A professional counsellor can help you work through this. I know of two who are outstanding if you want a referral. For now, here are some thoughts to consider:
- You are worth it – your feelings are valid and important and please do not let anyone tell you otherwise. It’s helpful to start to build your own personal foundation to create the self-awareness of who you are and what your strengths and personal attributes are. It will help you start to believe in yourself.
- Learn how to ‘not react’ in the moment when you feel upset. Excuse yourself from the situation if necessary – letting your partner know that you need a few minutes and you will be back. Please do not walk out on your partner – that is hurtful to them.
- Start identifying your emotions and perhaps write them down. You could even write down what triggered the emotion (what just happened, what was said, etc.). After doing this several times, go back and reflect on what you wrote. You will see common words and themes that will start to reveal important information to you.
- I would strongly suggest you go back to your partner and share what you are feeling. Before you do that, you may want to prepare yourself for the conversation if you feel it is necessary. First – decide – what is your intent? Do you want to share what you are feeling? Do you want to understand why they behaved or said what they did? Do you want a resolution to something that upsets you?
- Now, it’s time to talk about it. Ask him/her to give you some time to discuss something.
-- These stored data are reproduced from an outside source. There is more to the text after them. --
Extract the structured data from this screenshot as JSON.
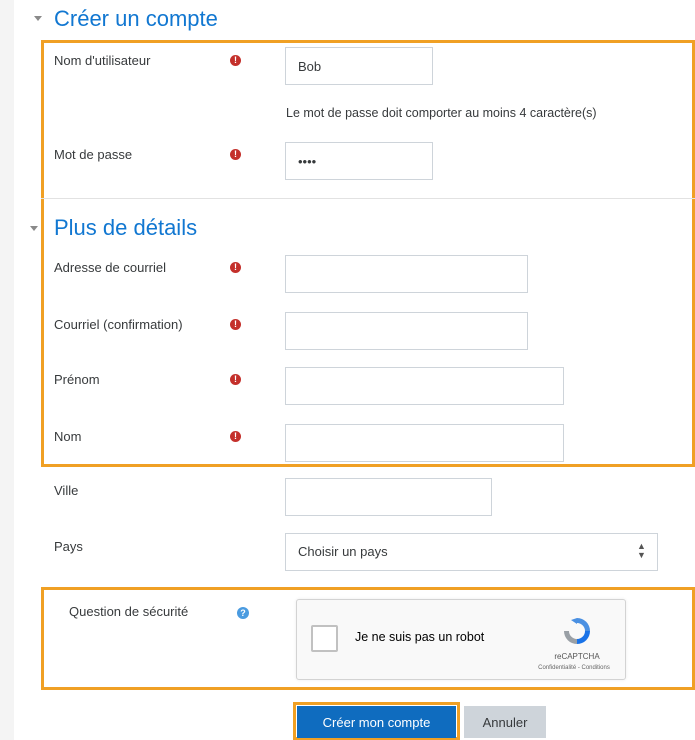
{
  "section_account": {
    "title": "Créer un compte",
    "username_label": "Nom d'utilisateur",
    "username_value": "Bob",
    "password_hint": "Le mot de passe doit comporter au moins 4 caractère(s)",
    "password_label": "Mot de passe",
    "password_value": "••••"
  },
  "section_details": {
    "title": "Plus de détails",
    "email_label": "Adresse de courriel",
    "email_value": "",
    "email_confirm_label": "Courriel (confirmation)",
    "email_confirm_value": "",
    "firstname_label": "Prénom",
    "firstname_value": "",
    "lastname_label": "Nom",
    "lastname_value": "",
    "city_label": "Ville",
    "city_value": "",
    "country_label": "Pays",
    "country_selected": "Choisir un pays"
  },
  "security": {
    "label": "Question de sécurité",
    "captcha_text": "Je ne suis pas un robot",
    "captcha_brand": "reCAPTCHA",
    "captcha_links": "Confidentialité - Conditions"
  },
  "actions": {
    "submit": "Créer mon compte",
    "cancel": "Annuler"
  },
  "icons": {
    "required": "!",
    "help": "?"
  },
  "colors": {
    "accent_blue": "#1177d1",
    "highlight_orange": "#f0a024",
    "required_red": "#c4302b",
    "primary_button": "#0f6cbf"
  }
}
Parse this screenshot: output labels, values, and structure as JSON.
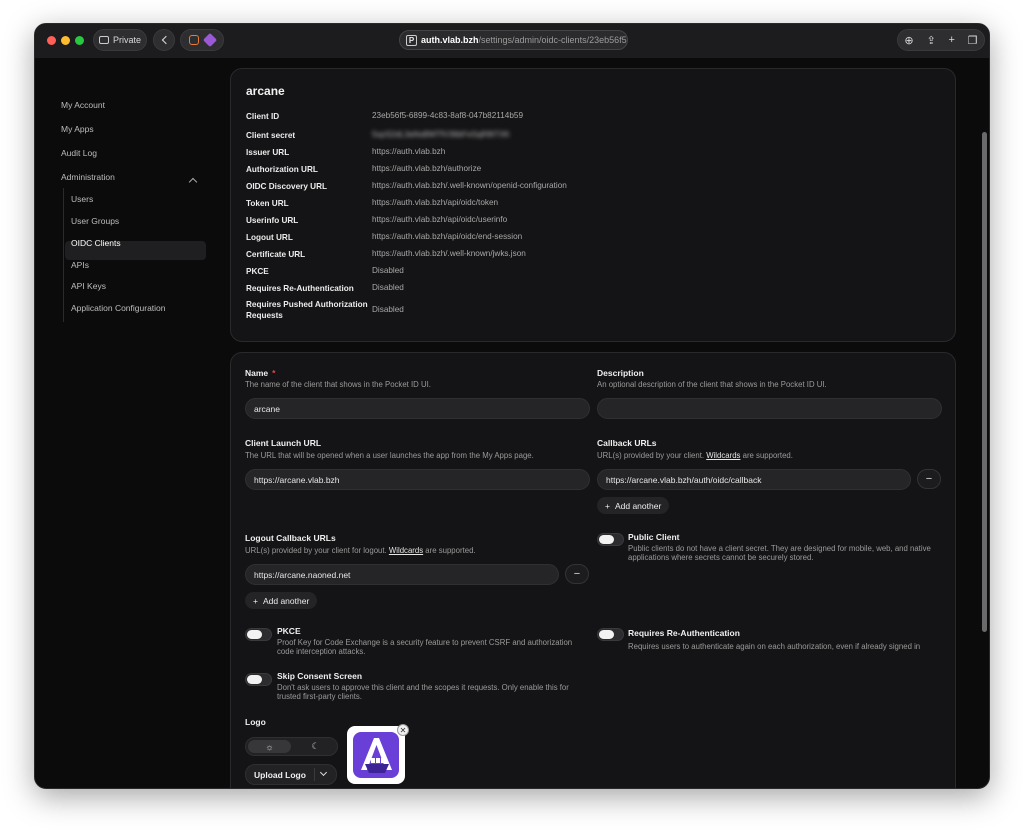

You could even let them know that this is not an easy conversation for you and that you would appreciate it if they could hear what you have to say and give you their perspective. Communicate your intent. For example: “I’d like to talk to you about something that upset me, and I’d like your help to resolve this situation.” That’s very different than raising your voice or blaming your partner.
If your partner blames you or shouts or belittles you – then they likely don’t have the emotional maturity to handle this type of conversation. You may want to have a counsellor assist if this type of situation is frequent.
No matter what, it’s so important to express what you are feeling in a safe space. Healthy relationships create this space for each other.
I love this quote:
“Owning our story can be hard but not nearly as difficult as spending our lives running from it. Embracing our vulnerabilities is risky but not nearly as dangerous as giving up on love and belonging and joy—the experiences that make us the most vulnerable. Only when we are brave enough to explore the darkness will we discover the infinite power of our light.”